The big problem for investors: This time around, Trump may not care about market dives

The big problem for investors: This time around, Trump may not care about market dives

During his first term in the White House, President Donald Trump was laser-focused on the booming stock market. Even the most pedestrian market milestones were celebrated. And if investors didn’t seem to like Trump’s policies, he’d back down.

The script has been flipped during Trump 2.0.

Post-election gains have faded fast. US stocks have tumbled . And confidence in Trump’s economic agenda has crumbled and frustration over trade war chaos has mounted.

“The market is giving a thumbs down to Trump’s policies. It’s not obvious at all to investors that all of this will be followed by a golden age,” said Ed Yardeni, a Wall Street veteran and president of Yardeni Research.

Yet Trump has, so far at least, not backed down.

His quest to surge tariffs higher remains on track, as does his plan to slash government spending and lay off federal workers en masse. Trump officials have mostly shrugged off the lightning-fast 10% correction in the S&P 500 .

Investors have come to an alarming realization: This time, Trump may have a much greater tolerance for market pain.

“Trump doesn’t seem to care what the stock market is doing,” Yardeni said, adding that this is a problem for investors who have realized Trump may not be bluffing on tariffs after all.

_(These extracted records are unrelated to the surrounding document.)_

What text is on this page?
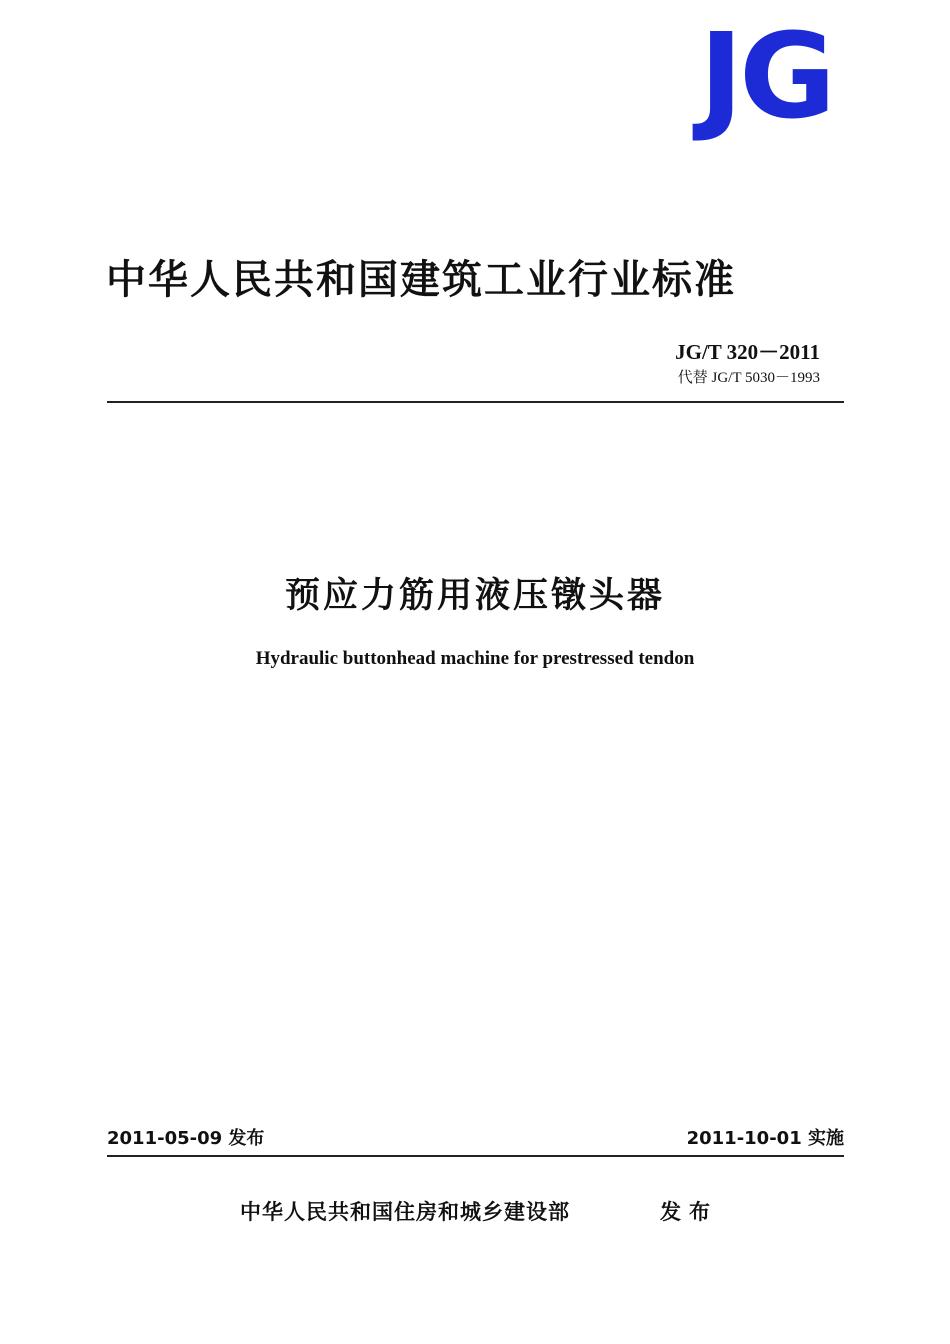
JG
中华人民共和国建筑工业行业标准
JG/T 320－2011
代替 JG/T 5030－1993
预应力筋用液压镦头器
Hydraulic buttonhead machine for prestressed tendon
2011-05-09 发布	2011-10-01 实施
中华人民共和国住房和城乡建设部	发布
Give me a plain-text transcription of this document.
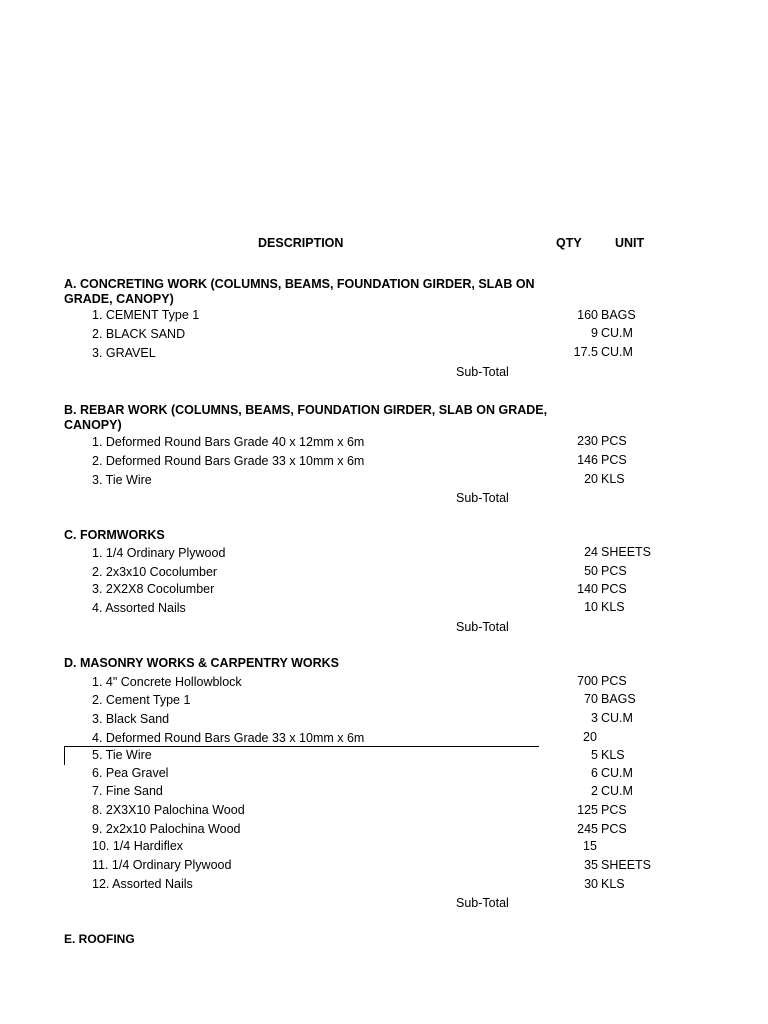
DESCRIPTION	QTY	UNIT
A. CONCRETING WORK (COLUMNS, BEAMS, FOUNDATION GIRDER, SLAB ON GRADE, CANOPY)
1. CEMENT Type 1	160 BAGS
2. BLACK SAND	9 CU.M
3. GRAVEL	17.5 CU.M
Sub-Total
B. REBAR WORK (COLUMNS, BEAMS, FOUNDATION GIRDER, SLAB ON GRADE, CANOPY)
1. Deformed Round Bars Grade 40 x 12mm x 6m	230 PCS
2. Deformed Round Bars Grade 33 x 10mm x 6m	146 PCS
3. Tie Wire	20 KLS
Sub-Total
C. FORMWORKS
1. 1/4 Ordinary Plywood	24 SHEETS
2. 2x3x10 Cocolumber	50 PCS
3. 2X2X8 Cocolumber	140 PCS
4. Assorted Nails	10 KLS
Sub-Total
D. MASONRY WORKS & CARPENTRY WORKS
1. 4" Concrete Hollowblock	700 PCS
2. Cement Type 1	70 BAGS
3. Black Sand	3 CU.M
4. Deformed Round Bars Grade 33 x 10mm x 6m	20
5. Tie Wire	5 KLS
6. Pea Gravel	6 CU.M
7. Fine Sand	2 CU.M
8. 2X3X10 Palochina Wood	125 PCS
9. 2x2x10 Palochina Wood	245 PCS
10. 1/4 Hardiflex	15
11. 1/4 Ordinary Plywood	35 SHEETS
12. Assorted Nails	30 KLS
Sub-Total
E. ROOFING
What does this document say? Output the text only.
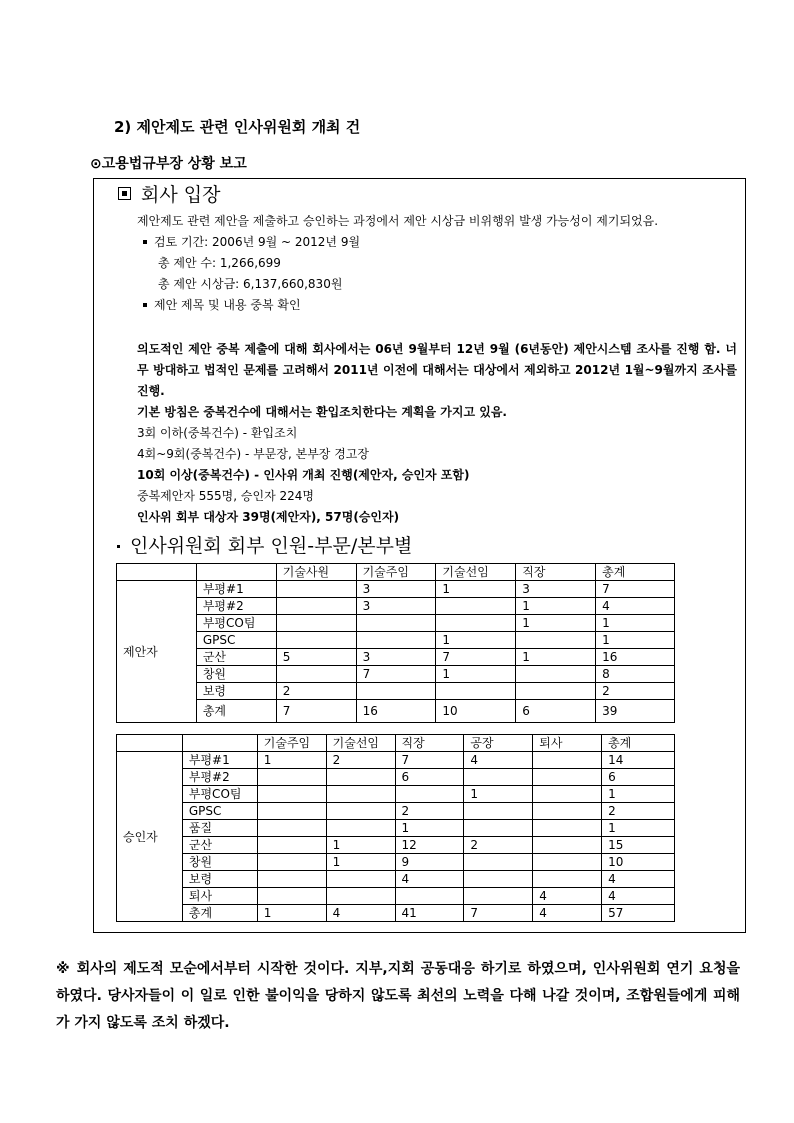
2) 제안제도 관련 인사위원회 개최 건
⊙고용법규부장 상황 보고
회사 입장
제안제도 관련 제안을 제출하고 승인하는 과정에서 제안 시상금 비위행위 발생 가능성이 제기되었음.
검토 기간: 2006년 9월 ~ 2012년 9월
총 제안 수: 1,266,699
총 제안 시상금: 6,137,660,830원
제안 제목 및 내용 중복 확인
의도적인 제안 중복 제출에 대해 회사에서는 06년 9월부터 12년 9월 (6년동안) 제안시스템 조사를 진행 함. 너무 방대하고 법적인 문제를 고려해서 2011년 이전에 대해서는 대상에서 제외하고 2012년 1월~9월까지 조사를 진행.
기본 방침은 중복건수에 대해서는 환입조치한다는 계획을 가지고 있음.
3회 이하(중복건수) - 환입조치
4회~9회(중복건수) - 부문장, 본부장 경고장
10회 이상(중복건수) - 인사위 개최 진행(제안자, 승인자 포함)
중복제안자 555명, 승인자 224명
인사위 회부 대상자 39명(제안자), 57명(승인자)
인사위원회 회부 인원-부문/본부별
		기술사원	기술주임	기술선임	직장	총계
제안자	부평#1		3	1	3	7
	부평#2		3		1	4
	부평CO팀				1	1
	GPSC			1		1
	군산	5	3	7	1	16
	창원		7	1		8
	보령	2				2
	총계	7	16	10	6	39
		기술주임	기술선임	직장	공장	퇴사	총계
승인자	부평#1	1	2	7	4		14
	부평#2			6			6
	부평CO팀				1		1
	GPSC			2			2
	품질			1			1
	군산		1	12	2		15
	창원		1	9			10
	보령			4			4
	퇴사					4	4
	총계	1	4	41	7	4	57
※ 회사의 제도적 모순에서부터 시작한 것이다. 지부,지회 공동대응 하기로 하였으며, 인사위원회 연기 요청을 하였다. 당사자들이 이 일로 인한 불이익을 당하지 않도록 최선의 노력을 다해 나갈 것이며, 조합원들에게 피해가 가지 않도록 조치 하겠다.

During Trump 1.0, investors assumed there was a “Trump Put” – the idea that if markets dropped below a certain level, the White House would reverse course to bring stocks back up. The potential for a policy change would limit market losses.

“Today, there is no Trump Put. Quite the opposite: It looks like Trump’s policies are potentially weakening the economy,” Yardeni said.

‘We don’t have confidence’

The Federal Reserve last week dimmed its 2025 growth forecast for the economy, warning of higher inflation and a weaker jobs market.

Keith Lerner, chief market strategist at Truist Advisory Services, said investors are uncertain about the current Trump agenda of very high tariffs, deregulation and low oil prices.

“There is an experiment happening. And we don’t have confidence in how this is going to play out,” Lerner said.

Of course, presidents should not take all their cues from the market. What’s good for Wall Street is not always good for Main Street.

Besides, the stock market is notoriously fickle. All too often, investors focus on short-term gains while ignoring longer-term issues. (See: Any time the market sells off on a strong jobs report or vice versa .)

Moreover, the overwhelming majority of stocks are held by affluent households, which means a skyrocketing stock market could exacerbate wealth inequality.